Opinion
2013-02604, 2013-02605, 2013-02606, 2013-07867
08-26-2015
Helfand & Helfand, New York, N.Y. (Andrew B. Helfand and Jacob Ginsburg of counsel), for appellant. Berkman, Henoch, Peterson, Peddy & Fenchel, P.C., Garden City, N.Y. (Bruce J. Bergman, Alan J. Waintraub, Nicole L. Milone, and Todd Steckler of counsel), for respondent.
Helfand & Helfand, New York, N.Y. (Andrew B. Helfand and Jacob Ginsburg of counsel), for appellant.
Berkman, Henoch, Peterson, Peddy & Fenchel, P.C., Garden City, N.Y. (Bruce J. Bergman, Alan J. Waintraub, Nicole L. Milone, and Todd Steckler of counsel), for respondent.

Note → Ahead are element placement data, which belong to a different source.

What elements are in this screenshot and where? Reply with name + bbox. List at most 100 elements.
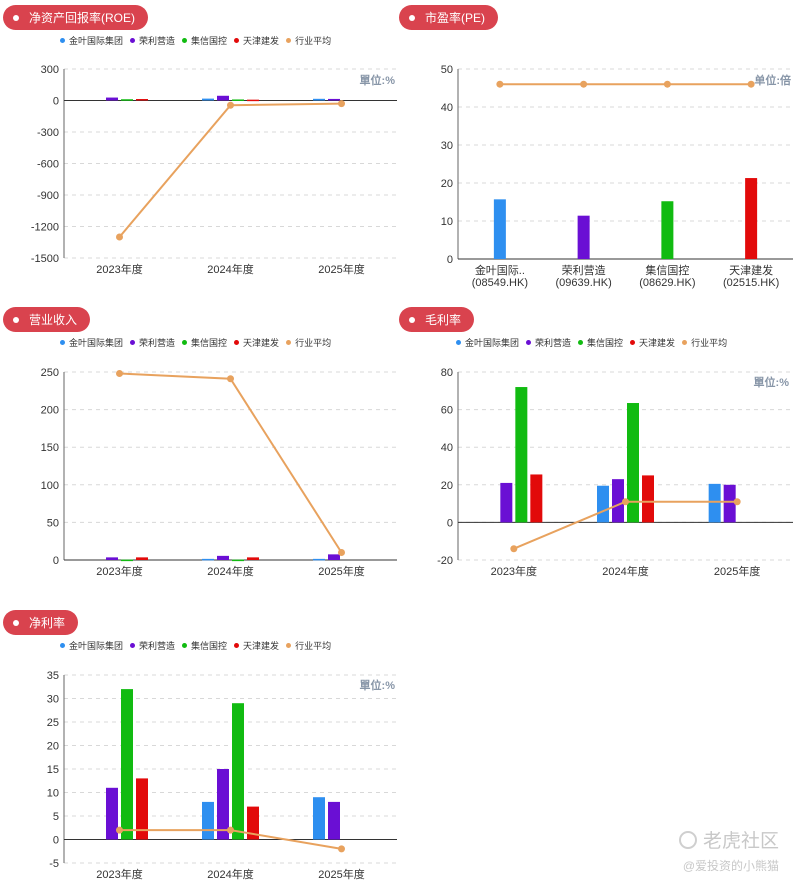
industry-average-point — [747, 80, 755, 88]
bar — [136, 557, 148, 560]
gross-margin-title-pill[interactable]: 毛利率 — [399, 307, 475, 332]
revenue-title: 营业收入 — [29, 313, 78, 327]
industry-average-point — [116, 233, 123, 241]
pill-dot-icon — [13, 316, 19, 323]
net-margin-title: 净利率 — [29, 616, 66, 630]
y-tick-label: 15 — [47, 764, 59, 776]
x-tick-label: 2024年度 — [207, 262, 253, 276]
legend-item[interactable]: 荣利营造 — [130, 336, 175, 349]
roe-legend: 金叶国际集团 荣利营造 集信国控 天津建发 行业平均 — [60, 34, 331, 47]
x-tick-sublabel: (02515.HK) — [723, 277, 779, 289]
legend-item[interactable]: 金叶国际集团 — [456, 336, 519, 349]
industry-average-point — [116, 370, 123, 378]
y-tick-label: 0 — [447, 517, 453, 529]
industry-average-point — [663, 80, 671, 88]
x-tick-label: 2025年度 — [318, 867, 364, 881]
net-margin-legend: 金叶国际集团 荣利营造 集信国控 天津建发 行业平均 — [60, 639, 331, 652]
legend-dot-icon — [286, 38, 292, 43]
pe-title-pill[interactable]: 市盈率(PE) — [399, 5, 499, 30]
bar — [313, 558, 325, 561]
bar — [217, 769, 229, 840]
legend-item[interactable]: 天津建发 — [234, 639, 279, 652]
industry-average-point — [227, 101, 234, 109]
legend-dot-icon — [130, 340, 136, 345]
legend-item[interactable]: 行业平均 — [682, 336, 727, 349]
roe-panel: 净资产回报率(ROE) 金叶国际集团 荣利营造 集信国控 天津建发 行业平均 300 0 -… — [0, 0, 400, 300]
y-tick-label: 100 — [41, 480, 59, 492]
legend-item[interactable]: 荣利营造 — [130, 639, 175, 652]
legend-dot-icon — [234, 643, 240, 648]
x-tick-label: 2025年度 — [318, 262, 364, 276]
bar — [530, 474, 543, 523]
legend-dot-icon — [130, 38, 136, 43]
unit-label: 单位:倍 — [754, 73, 791, 87]
legend-dot-icon — [182, 340, 188, 345]
x-tick-label: 荣利营造 — [562, 263, 606, 277]
legend-item[interactable]: 荣利营造 — [130, 34, 175, 47]
roe-title-pill[interactable]: 净资产回报率(ROE) — [3, 5, 148, 30]
legend-label: 行业平均 — [295, 36, 332, 46]
legend-item[interactable]: 金叶国际集团 — [60, 336, 123, 349]
legend-item[interactable]: 行业平均 — [286, 34, 331, 47]
legend-label: 行业平均 — [295, 338, 332, 348]
bar — [136, 778, 148, 840]
legend-item[interactable]: 行业平均 — [286, 639, 331, 652]
net-margin-panel: 净利率 金叶国际集团 荣利营造 集信国控 天津建发 行业平均 35 30 25 20 15 10 5… — [0, 605, 400, 884]
bar — [202, 801, 214, 840]
bar — [597, 485, 609, 523]
legend-dot-icon — [526, 340, 532, 345]
legend-item[interactable]: 金叶国际集团 — [60, 639, 123, 652]
watermark-subtext: @爱投资的小熊猫 — [682, 859, 779, 873]
legend-item[interactable]: 集信国控 — [182, 639, 227, 652]
bar — [202, 558, 214, 561]
legend-label: 荣利营造 — [139, 338, 176, 348]
legend-item[interactable]: 行业平均 — [286, 336, 331, 349]
legend-label: 天津建发 — [243, 641, 280, 651]
bar — [723, 484, 736, 523]
industry-average-point — [227, 375, 234, 383]
legend-item[interactable]: 金叶国际集团 — [60, 34, 123, 47]
x-tick-sublabel: (08549.HK) — [472, 277, 528, 289]
legend-item[interactable]: 集信国控 — [182, 34, 227, 47]
legend-item[interactable]: 天津建发 — [630, 336, 675, 349]
pe-panel: 市盈率(PE) 50 40 30 20 10 0 单位:倍 金叶国际.. (08549.HK) 荣… — [396, 0, 793, 300]
revenue-title-pill[interactable]: 营业收入 — [3, 307, 91, 332]
legend-label: 金叶国际集团 — [465, 338, 520, 348]
legend-item[interactable]: 集信国控 — [578, 336, 623, 349]
y-tick-label: 35 — [47, 670, 59, 682]
legend-label: 行业平均 — [295, 641, 332, 651]
bar — [515, 387, 528, 523]
bar — [106, 787, 118, 840]
revenue-panel: 营业收入 金叶国际集团 荣利营造 集信国控 天津建发 行业平均 250 200 150 100… — [0, 302, 400, 592]
legend-label: 集信国控 — [191, 36, 228, 46]
bar — [313, 98, 325, 101]
legend-item[interactable]: 荣利营造 — [526, 336, 571, 349]
gross-margin-legend: 金叶国际集团 荣利营造 集信国控 天津建发 行业平均 — [456, 336, 727, 349]
legend-dot-icon — [578, 340, 584, 345]
x-tick-label: 金叶国际.. — [475, 263, 525, 277]
legend-dot-icon — [286, 643, 292, 648]
legend-item[interactable]: 天津建发 — [234, 34, 279, 47]
legend-dot-icon — [456, 340, 461, 345]
legend-label: 集信国控 — [191, 338, 228, 348]
x-tick-label: 天津建发 — [729, 263, 773, 277]
y-tick-label: -1500 — [31, 253, 59, 265]
net-margin-title-pill[interactable]: 净利率 — [3, 610, 79, 635]
y-tick-label: -5 — [49, 858, 59, 870]
y-tick-label: 20 — [441, 178, 453, 190]
y-tick-label: 60 — [441, 405, 453, 417]
legend-item[interactable]: 集信国控 — [182, 336, 227, 349]
legend-item[interactable]: 天津建发 — [234, 336, 279, 349]
watermark-logo: 老虎社区 — [678, 826, 779, 853]
pill-dot-icon — [409, 14, 415, 21]
bar — [121, 99, 133, 101]
y-tick-label: 150 — [41, 442, 59, 454]
y-tick-label: 200 — [41, 405, 59, 417]
industry-average-line — [118, 102, 342, 238]
roe-title: 净资产回报率(ROE) — [29, 11, 135, 25]
legend-dot-icon — [60, 340, 65, 345]
legend-label: 集信国控 — [587, 338, 624, 348]
legend-dot-icon — [182, 38, 188, 43]
x-tick-label: 2025年度 — [714, 564, 760, 578]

Opinion In an action to foreclose a mortgage, the defendant Wachovia Bank National Association appeals (1), as limited by its brief, from so much of an order of the Supreme Court, Dutchess County (Rosa, J.), dated January 14, 2013, as granted those branches of the plaintiff's motion which were for summary judgment on the complaint insofar as asserted against it and for an order of reference, and denied its cross motion to vacate its default in answering and pursuant to CPLR 3012(d) to compel the plaintiff to accept its late answer and counterclaims, (2) from an order of reference of the same court, also dated January 14, 2013, (3) from an amended order of reference of the same court dated February 5, 2013, and (4) from a judgment of foreclosure and sale of the same court dated July 10, 2013.
ORDERED that the appeals from the orders are dismissed; and it is further, ORDERED that the judgment of foreclosure and sale is affirmed; and it is further,
ORDERED that the plaintiff is awarded one bill of costs.
The appeals from the intermediate orders must be dismissed, as the right of direct appeal therefrom terminated with the entry of the judgment of foreclosure and sale in the action (see Matter of Aho, 39 N.Y.2d 241, 383 N.Y.S.2d 285, 347 N.E.2d 647 ). The issues raised on the appeals from the orders are brought up for review and have been considered on the appeal from the judgment (see CPLR 5501[a][1] ; Greenpoint Mtge. Funding, Inc. v. Odums, 113 A.D.3d 818, 978 N.Y.S.2d 910 ).
“A defendant seeking to vacate a default in answering a complaint and to compel the plaintiff to accept an untimely answer as timely must show both a reasonable excuse for the default and the existence of a potentially meritorious defense” (HSBC Bank USA, N.A. v. Rotimi, 121 A.D.3d 855, 855, 995 N.Y.S.2d 81 ).
Here, the Supreme Court properly exercised its discretion in denying the appellant's cross motion to vacate its default in answering and to compel the plaintiff to accept its late answer and counterclaims. Regardless of whether the appellant established a reasonable excuse for its default, it failed to demonstrate the existence of a potentially meritorious defense to the action (see Beneficial Homeowner Serv. Corp. v. Charles, 95 A.D.3d 1049, 943 N.Y.S.2d 904 ; Moriano v. Provident N.Y. Bancorp, 71 A.D.3d 747, 899 N.Y.S.2d 246 ). The arguments proffered by the appellant for the first time in reply to the plaintiff's opposition to the appellant's cross motion were not properly before the Supreme Court (see Parkin v. Ederer, 27 A.D.3d 633, 810 N.Y.S.2d 901 ).
The parties' remaining contentions are without merit or have been rendered academic in light of our determination.
BALKIN, J.P., HALL, AUSTIN and SGROI, JJ., concur.